ADIA MILLET: Deeply embedded in a series of metaphors and dark visual poetry, Adia Millett’ s changing installations suggest a story of a delicate transition from loss to potential love. Her works examine the beauty of impermanence, the power of the unknown, and the inevitable illusion of innocence. In the artist’s studio, symbolic gestures, objects and sounds convey an abstracted reality where the viewer is asked to fill in the blanks. Millett will be working on a short film project and a series of installations over the course of her two-month residency.

Adia Millett has been included in numerous national and international exhibitions at venues. She earned an MFA from California Institute of the Arts, Valencia, CA, 2000; and a BFA from the University of California, Berkeley, 1997.

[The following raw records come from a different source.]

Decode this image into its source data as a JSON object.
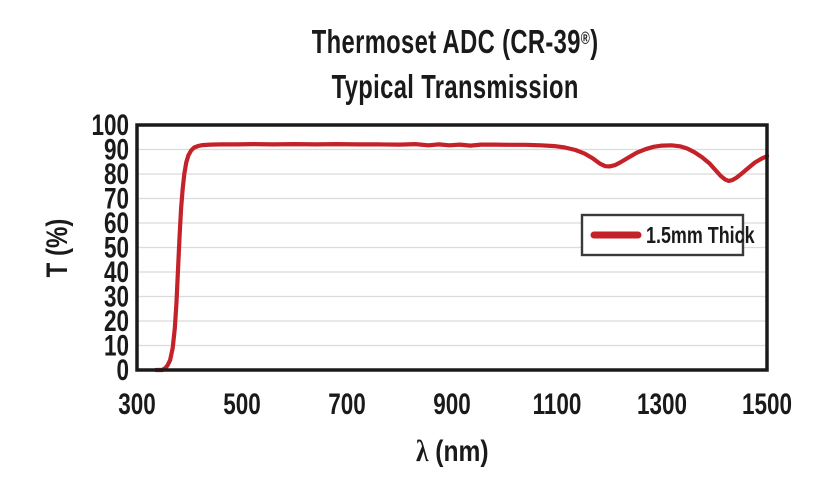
{
  "figure": {
    "kind": "transmission-spectrum-figure"
  },
  "colors": {
    "curve_red": "#C42229",
    "grid": "#DBDBDB",
    "frame": "#1A1A1A",
    "legend_border": "#3A3A3A",
    "text": "#1A1A1A",
    "background": "#FFFFFF"
  },
  "chart_data": {
    "type": "line",
    "title": "Thermoset ADC (CR-39®)",
    "title_parts": {
      "pre": "Thermoset ADC (CR-39",
      "reg": "®",
      "post": ")"
    },
    "subtitle": "Typical Transmission",
    "xlabel": "λ (nm)",
    "xlabel_parts": {
      "symbol": "λ",
      "unit": "(nm)"
    },
    "ylabel": "T (%)",
    "xlim": [
      300,
      1500
    ],
    "ylim": [
      0,
      100
    ],
    "x_ticks": [
      300,
      500,
      700,
      900,
      1100,
      1300,
      1500
    ],
    "y_ticks": [
      0,
      10,
      20,
      30,
      40,
      50,
      60,
      70,
      80,
      90,
      100
    ],
    "grid": "horizontal-only",
    "legend": {
      "position": "center-right",
      "border": true,
      "entries": [
        {
          "label": "1.5mm Thick",
          "color": "#C42229"
        }
      ]
    },
    "series": [
      {
        "name": "1.5mm Thick",
        "color": "#C42229",
        "stroke_width": 4.2,
        "points": [
          [
            336,
            0
          ],
          [
            348,
            0
          ],
          [
            353,
            0.6
          ],
          [
            358,
            1.8
          ],
          [
            363,
            4
          ],
          [
            368,
            9
          ],
          [
            372,
            17
          ],
          [
            375,
            27
          ],
          [
            378,
            40
          ],
          [
            381,
            54
          ],
          [
            384,
            66
          ],
          [
            387,
            74
          ],
          [
            390,
            80
          ],
          [
            394,
            84.8
          ],
          [
            398,
            87.6
          ],
          [
            403,
            89.6
          ],
          [
            409,
            90.8
          ],
          [
            416,
            91.4
          ],
          [
            425,
            91.8
          ],
          [
            440,
            92.0
          ],
          [
            460,
            92.1
          ],
          [
            490,
            92.1
          ],
          [
            520,
            92.2
          ],
          [
            560,
            92.1
          ],
          [
            600,
            92.2
          ],
          [
            640,
            92.1
          ],
          [
            680,
            92.2
          ],
          [
            720,
            92.1
          ],
          [
            760,
            92.1
          ],
          [
            800,
            92.0
          ],
          [
            830,
            92.2
          ],
          [
            855,
            91.7
          ],
          [
            875,
            92.1
          ],
          [
            895,
            91.7
          ],
          [
            915,
            92.0
          ],
          [
            935,
            91.6
          ],
          [
            955,
            92.0
          ],
          [
            980,
            92.0
          ],
          [
            1010,
            91.9
          ],
          [
            1040,
            91.9
          ],
          [
            1070,
            91.7
          ],
          [
            1095,
            91.4
          ],
          [
            1115,
            90.8
          ],
          [
            1135,
            89.8
          ],
          [
            1152,
            88.4
          ],
          [
            1168,
            86.4
          ],
          [
            1182,
            84.2
          ],
          [
            1192,
            83.2
          ],
          [
            1200,
            83.1
          ],
          [
            1210,
            83.6
          ],
          [
            1222,
            84.9
          ],
          [
            1236,
            86.7
          ],
          [
            1252,
            88.7
          ],
          [
            1268,
            90.1
          ],
          [
            1284,
            91.1
          ],
          [
            1300,
            91.6
          ],
          [
            1318,
            91.7
          ],
          [
            1334,
            91.3
          ],
          [
            1348,
            90.4
          ],
          [
            1362,
            88.9
          ],
          [
            1376,
            86.9
          ],
          [
            1390,
            84.4
          ],
          [
            1402,
            81.6
          ],
          [
            1412,
            79.2
          ],
          [
            1420,
            77.8
          ],
          [
            1427,
            77.2
          ],
          [
            1434,
            77.5
          ],
          [
            1442,
            78.5
          ],
          [
            1452,
            80.2
          ],
          [
            1464,
            82.4
          ],
          [
            1477,
            84.7
          ],
          [
            1489,
            86.2
          ],
          [
            1500,
            87.3
          ]
        ]
      }
    ]
  }
}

BARBARA JANE REYES was born in Manila, Philippines and raised in the San Francisco Bay Area. She received her undergraduate education at UC Berkeley, and her MFA at San Francisco State University. She is the author of Gravities of Center (Arkipelago, 2003) and Poeta en San Francisco (Tinfish, 2005), for which she received the James Laughlin Award of the Academy of American Poets. Reyes is a recent Pushcart Prize nominee, and her work has appeared or is forthcoming in numerous publications. She is a Visiting Assistant Professor of Creative Writing at Mills College, and she lives with her husband, the poet Oscar Bermeo, in Oakland, CA.

VICKIE VÉRTIZ is a writer, born and raised in Los Angeles, whose work is largely informed by the urban magical. Vickie’s poems can be found in Mujeres de Maiz and in the 2008 Intergenerational Writer’s Workshop Anthology called, “I Saw My Ex at a Party.” She lives in San Francisco.